Hon. James Jerome Belden, "of Syracuse, N.Y., son of Royal Denison Belden, was born in Fabius, Onondaga county, September 30, 1825. He is a direct descendant of Richard
Belden, of England, who settled in Wethersfield, Conn., in 1636, founding a family which has numbered among its members officers of the American Revolution, judges, legislators, and successful business men. Mr. Belden's great-grandfather, Moses Belding, of Northfield, Mass., avenged the death of his twin brother, Aaron, who was scalped by the Indians; and Augustus Belding, a generation later, marched in the first company to Cambridge at the Lexington alarm. Among Mr. Belden's ancestors were Capt. Benjamin Wright, Joseph Chamberlain, and Stephen Belding, of the Colonial wars. The original spelling of the name (Belden) was restored by Dr. Joshua Belding in 1772, but not by this line of the family until 1820.
Mr. Belden was educated in Fabius, and at an early age became a clerk in a store in his native town. He immediately showed unusual business ability, and soon left Fabius for wider fields. In 1850 Mr. Belden went to California, where with keen insight he engaged in commercial affairs instead of mining.

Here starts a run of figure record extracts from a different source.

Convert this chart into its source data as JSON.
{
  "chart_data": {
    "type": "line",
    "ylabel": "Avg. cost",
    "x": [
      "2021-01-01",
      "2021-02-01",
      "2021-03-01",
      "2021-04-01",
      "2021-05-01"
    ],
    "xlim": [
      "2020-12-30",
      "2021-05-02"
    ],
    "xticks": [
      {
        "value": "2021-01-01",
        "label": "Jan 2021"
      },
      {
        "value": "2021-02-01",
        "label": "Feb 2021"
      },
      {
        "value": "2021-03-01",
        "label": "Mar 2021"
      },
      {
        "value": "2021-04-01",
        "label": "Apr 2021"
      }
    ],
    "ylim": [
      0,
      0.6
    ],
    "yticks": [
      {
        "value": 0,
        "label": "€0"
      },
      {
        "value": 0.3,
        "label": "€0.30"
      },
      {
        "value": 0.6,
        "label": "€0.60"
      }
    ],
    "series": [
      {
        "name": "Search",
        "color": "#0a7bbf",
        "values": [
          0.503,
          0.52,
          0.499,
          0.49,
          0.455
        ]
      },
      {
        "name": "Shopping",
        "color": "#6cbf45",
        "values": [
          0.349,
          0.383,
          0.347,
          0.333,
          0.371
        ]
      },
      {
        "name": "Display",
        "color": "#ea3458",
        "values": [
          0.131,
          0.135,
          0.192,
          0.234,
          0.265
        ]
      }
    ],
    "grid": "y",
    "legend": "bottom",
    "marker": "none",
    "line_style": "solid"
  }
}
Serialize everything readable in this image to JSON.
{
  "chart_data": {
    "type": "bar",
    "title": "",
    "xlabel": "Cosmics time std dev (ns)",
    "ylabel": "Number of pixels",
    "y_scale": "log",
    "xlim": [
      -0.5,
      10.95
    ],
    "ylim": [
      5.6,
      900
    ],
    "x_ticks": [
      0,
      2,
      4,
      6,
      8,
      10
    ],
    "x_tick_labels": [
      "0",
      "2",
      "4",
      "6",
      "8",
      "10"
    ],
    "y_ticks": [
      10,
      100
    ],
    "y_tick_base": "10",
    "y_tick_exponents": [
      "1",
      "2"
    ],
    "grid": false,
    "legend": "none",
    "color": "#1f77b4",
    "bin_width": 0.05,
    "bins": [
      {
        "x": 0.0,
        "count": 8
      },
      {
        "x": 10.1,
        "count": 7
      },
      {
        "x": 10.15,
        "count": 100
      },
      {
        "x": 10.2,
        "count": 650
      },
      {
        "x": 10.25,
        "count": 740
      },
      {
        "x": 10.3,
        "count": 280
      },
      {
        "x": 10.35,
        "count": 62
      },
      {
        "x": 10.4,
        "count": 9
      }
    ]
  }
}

He returned to Syracuse in 1853 and married Anna, daughter of Robert Gere. He then turned his attention to the construction of public works and was first associated with Robert Gere, later with is brother, the late A. Cadwell Belden, and Dr. Henry D. Denison. Among the most important contracts were the first street railways of Detroit and other cities, the enlargement of the locks on the Welland Canal, the Syracuse Northern Railroad, part of the West Shore Railroad, the Croton Reservoir, the Hell Gate improvements, dredging New York and other harbors, and improving the canals of the State.
The Robert Gere Bank, founded by Mr. Belden and his brother, the late A. C. Belden, in 1880, moved into its present handsome building in 1894. In addition to his property in Syracuse he has large real estate investments in New York city, notably the Manhattan Hotel now in process of erection. He is trustee in the Oakwood Cemetery Association, trustee of Syracuse University, and president of the Syracuse Gas Company.
In 1877 the people of Syracuse showed their confidence in Mr. Belden by nominating him for mayor without his knowledge or consent. He was elected by an unusual majority and gained lasting admiration for the vigor and ability with which he discharged his duty. He was re-elected the following year by a very largely increased majority. He was elected to the 50th Congress and re-elected to the 51st, 52d, and 53d Congresses, and then declined a renomination.
Mr. Belden accepts criticism with good nature, defends his convictions with determination, has great force of character and tenacity of purpose, and is as well known for his quiet benevolence as for his political prominence and financial success." Source: Bruce, Dwight H. (Ed.), Onondaga's Centennial. Boston History Co., 1896, Vol. II, pp. 170-171, Biographical.